Main idea of this metric is to use classic image captioning metrics CIDEr or SPICE to better evaluate retrieval models.
Using our metric as an adaptive margin can be found in https://github.com/andrespmd/semantic_adaptive_margin. Roughly, we want to take into account the NON-GROUND TRUTH items effect in top-k retrieved items to better evaluate what our models do.
Now, this repo is divided into main section. The former is for the curious and while the latter is for the pragmatists!
First off, we had to change the code of SPICE to save all the pairwise distances.

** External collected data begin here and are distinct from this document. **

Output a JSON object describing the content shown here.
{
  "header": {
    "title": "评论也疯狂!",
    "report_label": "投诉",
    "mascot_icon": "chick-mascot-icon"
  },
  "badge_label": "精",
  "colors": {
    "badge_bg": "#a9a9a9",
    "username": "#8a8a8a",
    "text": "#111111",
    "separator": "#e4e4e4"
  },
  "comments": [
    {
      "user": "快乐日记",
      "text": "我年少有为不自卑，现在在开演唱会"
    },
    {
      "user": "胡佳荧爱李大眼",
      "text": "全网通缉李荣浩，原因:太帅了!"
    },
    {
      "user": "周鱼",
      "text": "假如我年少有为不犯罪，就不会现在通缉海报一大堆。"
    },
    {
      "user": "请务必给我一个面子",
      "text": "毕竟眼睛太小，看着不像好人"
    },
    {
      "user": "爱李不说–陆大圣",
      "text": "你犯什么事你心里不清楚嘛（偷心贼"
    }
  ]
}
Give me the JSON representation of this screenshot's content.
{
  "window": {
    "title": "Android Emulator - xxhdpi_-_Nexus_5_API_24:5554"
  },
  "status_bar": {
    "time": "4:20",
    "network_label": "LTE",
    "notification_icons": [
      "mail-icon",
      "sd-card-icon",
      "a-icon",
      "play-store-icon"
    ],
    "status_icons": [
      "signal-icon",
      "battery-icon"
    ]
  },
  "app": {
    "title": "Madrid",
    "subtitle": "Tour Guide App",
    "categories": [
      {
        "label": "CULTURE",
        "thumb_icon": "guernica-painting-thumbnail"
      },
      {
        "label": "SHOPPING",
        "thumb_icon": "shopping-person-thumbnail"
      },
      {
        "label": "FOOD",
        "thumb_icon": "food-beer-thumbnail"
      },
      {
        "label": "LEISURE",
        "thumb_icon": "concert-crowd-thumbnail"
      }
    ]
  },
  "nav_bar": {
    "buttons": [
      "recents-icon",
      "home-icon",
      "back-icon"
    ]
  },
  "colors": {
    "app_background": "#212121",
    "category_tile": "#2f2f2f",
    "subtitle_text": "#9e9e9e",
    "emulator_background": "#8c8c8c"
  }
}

If you would like to compile from scratch or would like to see the changes we made to SPICE, please check the submodule!
Here is the link to download the compiled version:
SPICE.zip.
After downloading, unzip the file and run python get_stanford models
and then run
java -Xmx8G -jar spice-1.0.jar ./example.json
to see if it works. This should result in a file called spice_pairwise.csv.
Now, to obtain the pairwise distances of captions with CIDEr, we run:
python custom_cider.py --dataset [coco/f30k]
To obtain these distances we used MSCOCO and Flickr30k, here are they for you to download. The reason we run these commands is to preprocess all the pairwise distances. So that we reduce the time it takes to run the NCS metric.
You are a pragmatist and just wanna use the code (I feel you!). Download the precomputed pairwise distances here.
As a format, we expect a similarity matrix saved as json where each row are images and each column are sentences. For example, for Flickr30k, the matrix would have dimensions of 1000x5000; 1000 images, 5000 sentences. Distance metric choice doesn't matter, you can use anything. As an example of the format, we provide some of models' similarity matrix.
Finally, just run to get the results:
python eval.py --dataset [coco/f30k] --metric_name [spice/cider] --model_path [ThePathToSimilarityMatrix]
There are more options to be selected, you can read them inside the code.
To err is human.